A package with a Secret'Class parameter could still call the dangerous operation with a type conversion:
procedure P (X : in out Secret'Class) is
begin
-- ...
M1.Secret_With_Updater(X).Dangerous_Operation;
-- ...
end P;
The language can't prevent this, because it can't make Secret_With_Updater visible to some packages but not others (without using a child package hierarchy). But it would be harder to do this accidentally. If you really wish to go further and prevent even this (if you think there will be a programmer whose understanding of good design principles is so poor that they'd be willing to write code like this), then you could go a little further:
package M1 is
type Secret is tagged private;
procedure Harmless_Operation (X : in out Secret);
type Secret_Acc is access all Secret;
type Secret_With_Updater is tagged private;
function Get_Secret (X : Secret_With_Updater) return Secret_Acc;
-- this will be "return X.S"
procedure Dangerous_Operation (X : in out Secret_With_Updater);
private
-- ...
type Secret_With_Updater is tagged record
S : Secret_Acc;
end record;
-- ...
end M1;
Then, to create a Secret, M2 would call something that creates a Secret_With_Updater that returns a record with an access to a Secret. It would then pass X.Get_Secret to those procedures which would not be allowed to call Dangerous_Operation, but X itself to those that would be allowed. (You might also be able to declare S : aliased Secret, declare Get_Secret to return access Secret, and implement it with return X.S'access. This may avoid a potential memory leak, but it may also run into accessibility-check issues. I haven't tried this.)
Anyway, perhaps some of these ideas could help accomplish what you want to accomplish without introducing unnecessary coupling by forcing M1 to know about the structure of the application that uses it. It's hard to tell because your description of the problem, even with the diagram, is still at too abstract a level for me to see what you really want to do.

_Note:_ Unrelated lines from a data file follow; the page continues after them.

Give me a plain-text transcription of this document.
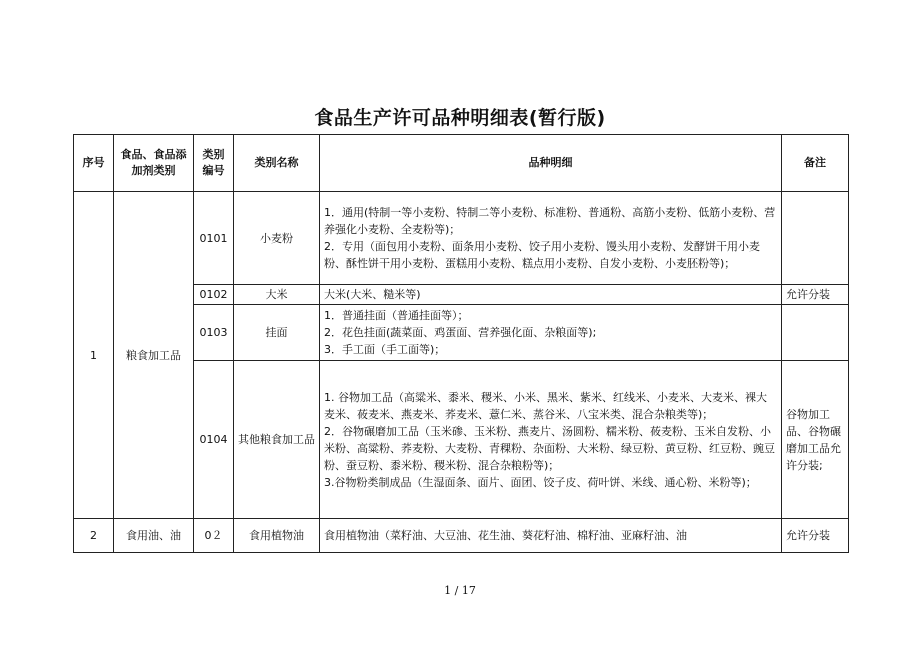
食品生产许可品种明细表(暂行版)
序号	食品、食品添加剂类别	类别编号	类别名称	品种明细	备注
1	粮食加工品	0101	小麦粉	1．通用(特制一等小麦粉、特制二等小麦粉、标准粉、普通粉、高筋小麦粉、低筋小麦粉、营养强化小麦粉、全麦粉等)；
2．专用（面包用小麦粉、面条用小麦粉、饺子用小麦粉、馒头用小麦粉、发酵饼干用小麦粉、酥性饼干用小麦粉、蛋糕用小麦粉、糕点用小麦粉、自发小麦粉、小麦胚粉等)；	

		0102	大米	大米(大米、糙米等)	允许分装
		0103	挂面	1．普通挂面（普通挂面等）；
2．花色挂面(蔬菜面、鸡蛋面、营养强化面、杂粮面等);
3．手工面（手工面等)；	

		0104	其他粮食加工品	1. 谷物加工品（高粱米、黍米、稷米、小米、黑米、紫米、红线米、小麦米、大麦米、裸大麦米、莜麦米、燕麦米、荞麦米、薏仁米、蒸谷米、八宝米类、混合杂粮类等)；
2．谷物碾磨加工品（玉米碜、玉米粉、燕麦片、汤圆粉、糯米粉、莜麦粉、玉米自发粉、小米粉、高粱粉、荞麦粉、大麦粉、青稞粉、杂面粉、大米粉、绿豆粉、黄豆粉、红豆粉、豌豆粉、蚕豆粉、黍米粉、稷米粉、混合杂粮粉等)；
3.谷物粉类制成品（生湿面条、面片、面团、饺子皮、荷叶饼、米线、通心粉、米粉等)；	谷物加工品、谷物碾磨加工品允许分装;
2	食用油、油	0２	食用植物油	食用植物油（菜籽油、大豆油、花生油、葵花籽油、棉籽油、亚麻籽油、油	允许分装
1 / 17
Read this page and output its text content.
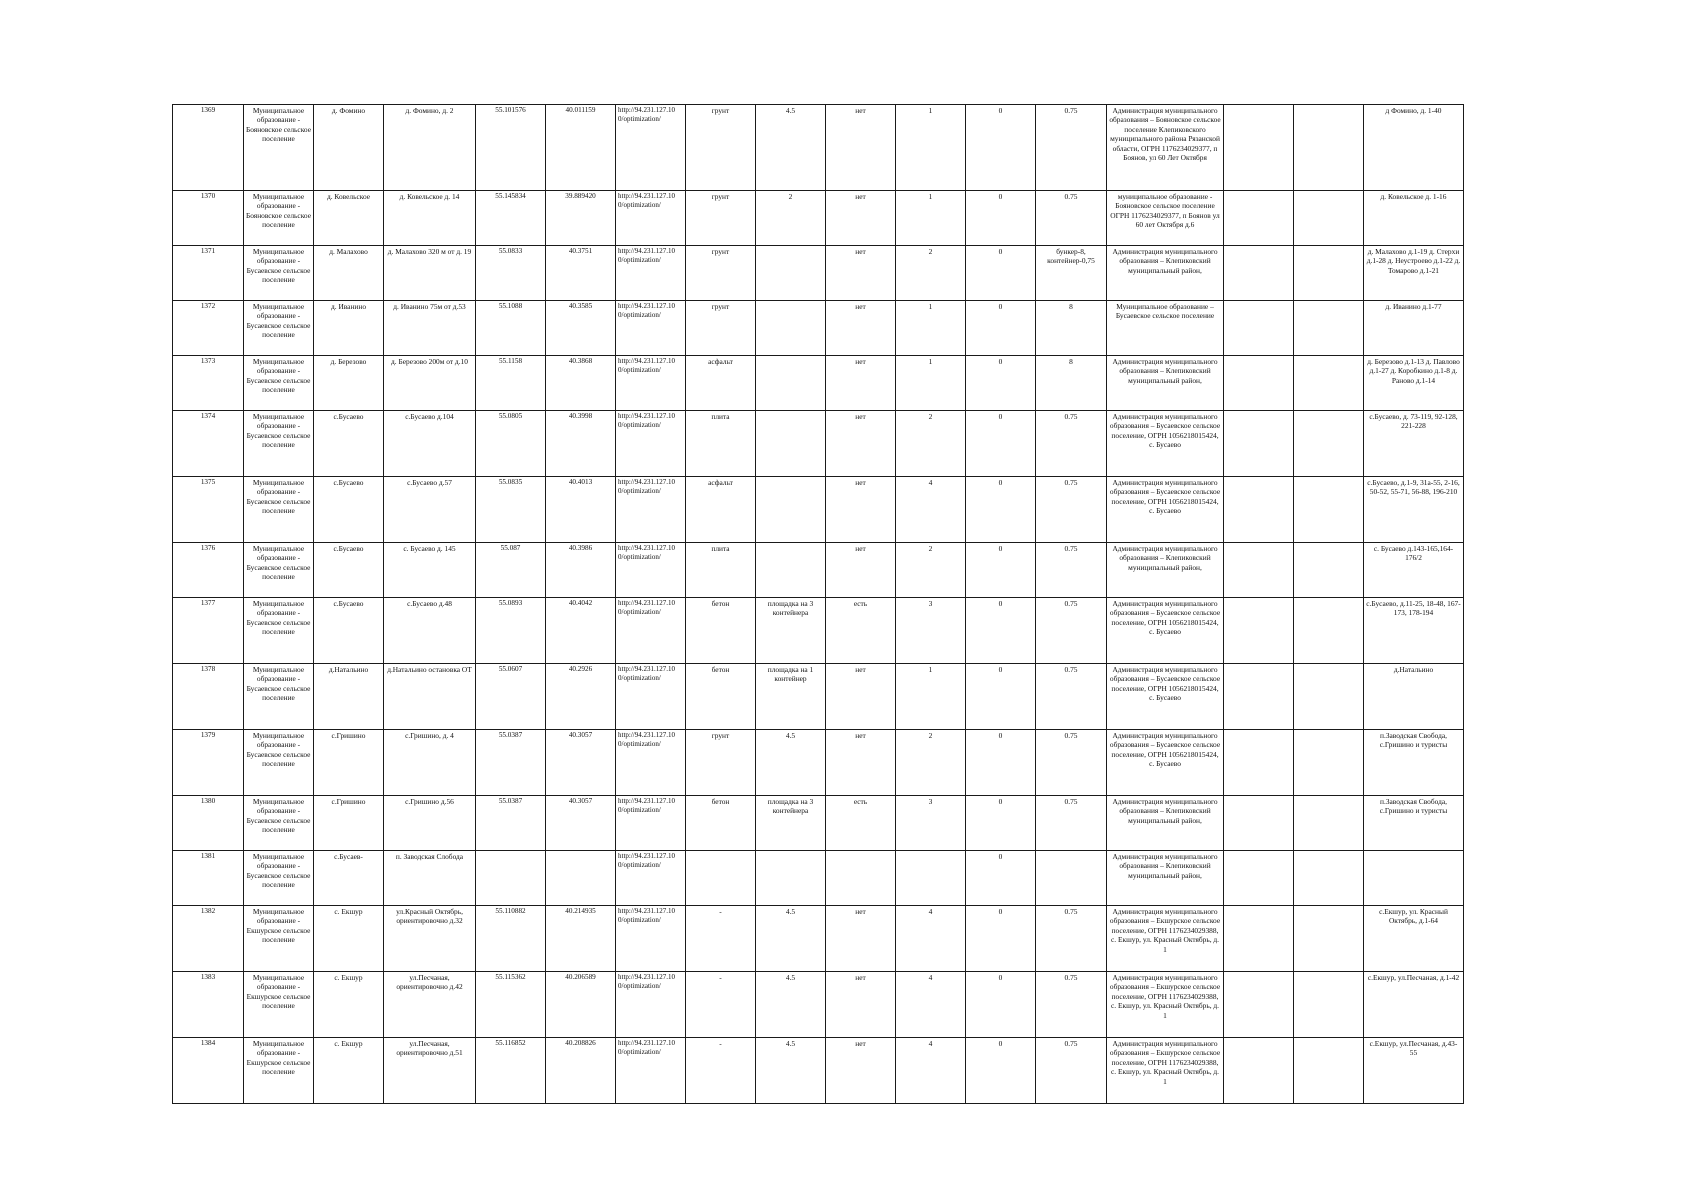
1369	Муниципальное образование - Бояновское сельское поселение	д. Фомино	д. Фомино, д. 2	55.101576	40.011159	http://94.231.127.10 0/optimization/	грунт	4.5	нет	1	0	0.75	Администрация муниципального образования – Бояновское сельское поселение Клепиковского муниципального района Рязанской области, ОГРН 1176234029377, п Боянов, ул 60 Лет Октября			д Фомино, д. 1-40
1370	Муниципальное образование - Бояновское сельское поселение	д. Ковельское	д. Ковельское д. 14	55.145834	39.889420	http://94.231.127.10 0/optimization/	грунт	2	нет	1	0	0.75	муниципальное образование - Бояновское сельское поселение ОГРН 1176234029377, п Боянов ул 60 лет Октября д.6			д. Ковельское д. 1-16
1371	Муниципальное образование - Бусаевское сельское поселение	д. Малахово	д. Малахово 320 м от д. 19	55.0833	40.3751	http://94.231.127.10 0/optimization/	грунт		нет	2	0	бункер-8, контейнер-0,75	Администрация муниципального образования – Клепиковский муниципальный район,			д. Малахово д.1-19 д. Стерхи д.1-28 д. Неустроево д.1-22 д. Томарово д.1-21
1372	Муниципальное образование - Бусаевское сельское поселение	д. Иванино	д. Иванино 75м от д.53	55.1088	40.3585	http://94.231.127.10 0/optimization/	грунт		нет	1	0	8	Муниципальное образование – Бусаевское сельское поселение			д. Иванино д.1-77
1373	Муниципальное образование - Бусаевское сельское поселение	д. Березово	д. Березово 200м от д.10	55.1158	40.3868	http://94.231.127.10 0/optimization/	асфальт		нет	1	0	8	Администрация муниципального образования – Клепиковский муниципальный район,			д. Березово д.1-13 д. Павлово д.1-27 д. Коробкино д.1-8 д. Раново д.1-14
1374	Муниципальное образование - Бусаевское сельское поселение	с.Бусаево	с.Бусаево д.104	55.0805	40.3998	http://94.231.127.10 0/optimization/	плита		нет	2	0	0.75	Администрация муниципального образования – Бусаевское сельское поселение, ОГРН 1056218015424, с. Бусаево			с.Бусаево, д. 73-119, 92-128, 221-228
1375	Муниципальное образование - Бусаевское сельское поселение	с.Бусаево	с.Бусаево д.57	55.0835	40.4013	http://94.231.127.10 0/optimization/	асфальт		нет	4	0	0.75	Администрация муниципального образования – Бусаевское сельское поселение, ОГРН 1056218015424, с. Бусаево			с.Бусаево, д.1-9, 31а-55, 2-16, 50-52, 55-71, 56-88, 196-210
1376	Муниципальное образование - Бусаевское сельское поселение	с.Бусаево	с. Бусаево д. 145	55.087	40.3986	http://94.231.127.10 0/optimization/	плита		нет	2	0	0.75	Администрация муниципального образования – Клепиковский муниципальный район,			с. Бусаево д.143-165,164-176/2
1377	Муниципальное образование - Бусаевское сельское поселение	с.Бусаево	с.Бусаево д.48	55.0893	40.4042	http://94.231.127.10 0/optimization/	бетон	площадка на 3 контейнера	есть	3	0	0.75	Администрация муниципального образования – Бусаевское сельское поселение, ОГРН 1056218015424, с. Бусаево			с.Бусаево, д.11-25, 18-48, 167-173, 178-194
1378	Муниципальное образование - Бусаевское сельское поселение	д.Натальино	д.Натальино остановка ОТ	55.0607	40.2926	http://94.231.127.10 0/optimization/	бетон	площадка на 1 контейнер	нет	1	0	0.75	Администрация муниципального образования – Бусаевское сельское поселение, ОГРН 1056218015424, с. Бусаево			д.Натальино
1379	Муниципальное образование - Бусаевское сельское поселение	с.Гришино	с.Гришино, д. 4	55.0387	40.3057	http://94.231.127.10 0/optimization/	грунт	4.5	нет	2	0	0.75	Администрация муниципального образования – Бусаевское сельское поселение, ОГРН 1056218015424, с. Бусаево			п.Заводская Свобода, с.Гришино и туристы
1380	Муниципальное образование - Бусаевское сельское поселение	с.Гришино	с.Гришино д.56	55.0387	40.3057	http://94.231.127.10 0/optimization/	бетон	площадка на 3 контейнера	есть	3	0	0.75	Администрация муниципального образования – Клепиковский муниципальный район,			п.Заводская Свобода, с.Гришино и туристы
1381	Муниципальное образование - Бусаевское сельское поселение	с.Бусаев-	п. Заводская Слобода			http://94.231.127.10 0/optimization/					0		Администрация муниципального образования – Клепиковский муниципальный район,			
1382	Муниципальное образование - Екшурское сельское поселение	с. Екшур	ул.Красный Октябрь, ориентировочно д.32	55.110882	40.214935	http://94.231.127.10 0/optimization/	-	4.5	нет	4	0	0.75	Администрация муниципального образования – Екшурское сельское поселение, ОГРН 1176234029388, с. Екшур, ул. Красный Октябрь, д. 1			с.Екшур, ул. Красный Октябрь, д.1-64
1383	Муниципальное образование - Екшурское сельское поселение	с. Екшур	ул.Песчаная, ориентировочно д.42	55.115362	40.206589	http://94.231.127.10 0/optimization/	-	4.5	нет	4	0	0.75	Администрация муниципального образования – Екшурское сельское поселение, ОГРН 1176234029388, с. Екшур, ул. Красный Октябрь, д. 1			с.Екшур, ул.Песчаная, д.1-42
1384	Муниципальное образование - Екшурское сельское поселение	с. Екшур	ул.Песчаная, ориентировочно д.51	55.116852	40.208826	http://94.231.127.10 0/optimization/	-	4.5	нет	4	0	0.75	Администрация муниципального образования – Екшурское сельское поселение, ОГРН 1176234029388, с. Екшур, ул. Красный Октябрь, д. 1			с.Екшур, ул.Песчаная, д.43-55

You could do this by using child packages:
package Hidden is
private
A : Integer;
B : Integer;
end Hidden;
and then
package Hidden.Client_A_View is
function Get_A return Integer;
procedure Set_A (To : Integer);
end Hidden.Client_A_View;
Then, Client_A can write
with Hidden.Client_A_View;
procedure Client_A is
Tmp : Integer;
begin
Tmp := Hidden.Client_A_View.Get_A;
Hidden.Client_A_View.Set_A (Tmp + 1);
end Client_A;
Your question is extremely unclear (and all the C++ code doesn't help explaining what you need), but if your point is that you want a type to have some publicly accessible operations, and some private operations, then it is easily done:
package Example is
type Instance is private;
procedure Public_Operation (Item : in out Instance);
private
procedure Private_Operation (Item : in out Instance);
type Instance is ... -- whatever you need it to be
end Example;
The procedure Example.Private_Operation is accessible to children of Example. If you want an operation to be purely internal, you declare it only in the package body:
package body Example is
procedure Internal_Operation (Item : in out Instance);
...
end Example;
Well I was wondering if anything of this sort is possible in Ada. Basically my desire is to be able to say:
Code A may only be executed by code B but not by anybody else
If limited to language features, no.
Programmatically, code execution can be protected if the provider must be provided an approved "key" to allow execution of its services, and only authorized clients are supplied with such keys.
Devising the nature, generation, and security of such keys is left as an exercise for the reader.